ContextBase - Topic Modeling

ContextBase - Topic Modeling

ContextBase - https://contextbase.github.io

All programming by John Akwei, ECMp ERMp Data Scientist

May 21, 2021


Table of Contents

The Problem

Our Solution

Section 1 - Data Import

Section 2 - Document Term Matrix

Section 3 - Topic Modeling

Section 4 - Tables and Charts

Section 5 - Conclusions

Section 6 - Appendix

Section 6a - Required Packages

Section 6b - Session Information

Section 7 - References


The Problem

The volume and complexity of text-based business data has increased exponentially, and now greatly exceeds the processing capabilities of humans. The vast majority of online Business data is unorganized, and exists in textual form such as emails, support tickets, chats, social media, surveys, articles, and documents. Manually sorting through online Business data, (in order to gain hidden insights), would be difficult, expensive, and impossibly time-consuming.

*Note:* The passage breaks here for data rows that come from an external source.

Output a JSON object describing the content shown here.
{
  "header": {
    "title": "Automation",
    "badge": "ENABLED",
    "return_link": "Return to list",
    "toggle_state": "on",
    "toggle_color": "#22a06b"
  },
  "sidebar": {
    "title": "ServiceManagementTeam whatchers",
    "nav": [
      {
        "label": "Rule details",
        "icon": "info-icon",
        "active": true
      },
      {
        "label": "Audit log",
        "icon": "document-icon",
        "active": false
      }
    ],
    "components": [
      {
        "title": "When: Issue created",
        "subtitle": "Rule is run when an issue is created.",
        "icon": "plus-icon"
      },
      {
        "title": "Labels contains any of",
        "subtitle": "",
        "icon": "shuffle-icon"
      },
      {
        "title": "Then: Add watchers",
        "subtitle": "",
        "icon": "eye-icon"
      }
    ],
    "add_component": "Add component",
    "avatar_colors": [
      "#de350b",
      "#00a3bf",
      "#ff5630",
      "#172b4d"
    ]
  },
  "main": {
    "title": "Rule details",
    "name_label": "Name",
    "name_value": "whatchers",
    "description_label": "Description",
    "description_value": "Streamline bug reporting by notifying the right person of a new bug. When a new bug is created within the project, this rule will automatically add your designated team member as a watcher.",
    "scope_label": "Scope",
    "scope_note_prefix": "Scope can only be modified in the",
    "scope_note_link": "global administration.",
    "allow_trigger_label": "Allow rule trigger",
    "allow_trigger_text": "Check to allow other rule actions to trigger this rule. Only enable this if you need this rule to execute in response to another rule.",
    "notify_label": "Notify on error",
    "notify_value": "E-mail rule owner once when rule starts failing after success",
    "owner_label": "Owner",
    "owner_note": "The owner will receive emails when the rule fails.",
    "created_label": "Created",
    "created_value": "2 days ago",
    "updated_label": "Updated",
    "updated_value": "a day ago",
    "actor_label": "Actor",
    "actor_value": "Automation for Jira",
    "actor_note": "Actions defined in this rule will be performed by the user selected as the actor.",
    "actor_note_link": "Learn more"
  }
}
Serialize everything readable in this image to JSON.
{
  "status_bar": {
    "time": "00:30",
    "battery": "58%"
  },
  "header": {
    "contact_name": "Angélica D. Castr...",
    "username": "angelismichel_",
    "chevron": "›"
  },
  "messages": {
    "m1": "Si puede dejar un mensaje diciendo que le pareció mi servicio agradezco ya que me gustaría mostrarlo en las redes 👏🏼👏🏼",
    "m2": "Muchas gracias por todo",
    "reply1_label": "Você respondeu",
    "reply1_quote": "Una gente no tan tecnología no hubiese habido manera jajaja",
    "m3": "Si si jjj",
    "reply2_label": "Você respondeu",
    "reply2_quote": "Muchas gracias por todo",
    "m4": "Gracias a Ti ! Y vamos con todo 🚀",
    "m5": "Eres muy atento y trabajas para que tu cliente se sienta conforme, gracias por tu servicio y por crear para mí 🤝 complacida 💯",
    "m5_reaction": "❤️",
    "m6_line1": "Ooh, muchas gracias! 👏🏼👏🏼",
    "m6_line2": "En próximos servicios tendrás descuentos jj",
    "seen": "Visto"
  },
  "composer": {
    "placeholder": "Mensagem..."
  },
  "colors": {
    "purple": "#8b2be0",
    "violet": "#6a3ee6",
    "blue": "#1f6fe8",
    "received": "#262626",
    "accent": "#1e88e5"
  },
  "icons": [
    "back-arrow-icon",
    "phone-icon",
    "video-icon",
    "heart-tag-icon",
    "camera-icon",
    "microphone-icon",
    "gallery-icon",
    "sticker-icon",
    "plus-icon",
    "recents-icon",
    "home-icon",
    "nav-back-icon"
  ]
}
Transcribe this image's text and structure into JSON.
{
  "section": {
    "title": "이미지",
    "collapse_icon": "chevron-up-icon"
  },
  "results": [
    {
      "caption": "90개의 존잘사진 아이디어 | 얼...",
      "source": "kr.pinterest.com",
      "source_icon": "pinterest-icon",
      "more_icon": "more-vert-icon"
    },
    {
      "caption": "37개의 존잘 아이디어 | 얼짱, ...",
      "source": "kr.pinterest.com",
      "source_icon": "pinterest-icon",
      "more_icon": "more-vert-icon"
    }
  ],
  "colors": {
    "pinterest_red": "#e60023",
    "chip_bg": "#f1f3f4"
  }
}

The internet has also introduced complexity to the demands from Customers to Businesses. The effectiveness of Marketing has been affected by the complexity of the Internet. Growing databases of Customer Responses present difficulties of interpreting the basic requirements from Customers, and the indicators of Customer intent are getting more complex.

New Machine Learning methods are required for improved extraction of business knowledge. New linguistic techniques are needed to mine Customer Response text data.


No alt text provided for this image


Our Solution

A result of the above demand, is the attention Topic Modeling has been gaining in recent years. ContextBase provides Topic Modeling of Client text data to precisely refine Business Policies and Marketing material. Topic Modeling is a text mining method derived from Natural Language Programming and Machine Learning. Topic Models are a solution for classifying document terms into themes, (or “topics”), and is applicable to the analysis of themes within novels, documents, reviews, forums, discussions, blogs, and micro-blogs.

ContextBase begins the process of Topic Modeling with Data Scientist/Programmer awareness of the sensitivity of Topic Modeling algorithms. After the Topic Modeling of Client text data, ContextBase manually characterizes the resulting topics to refine the arbitrariness of the topics. ContextBase also maintains awareness of Topic Model changes dependent on varying document contents.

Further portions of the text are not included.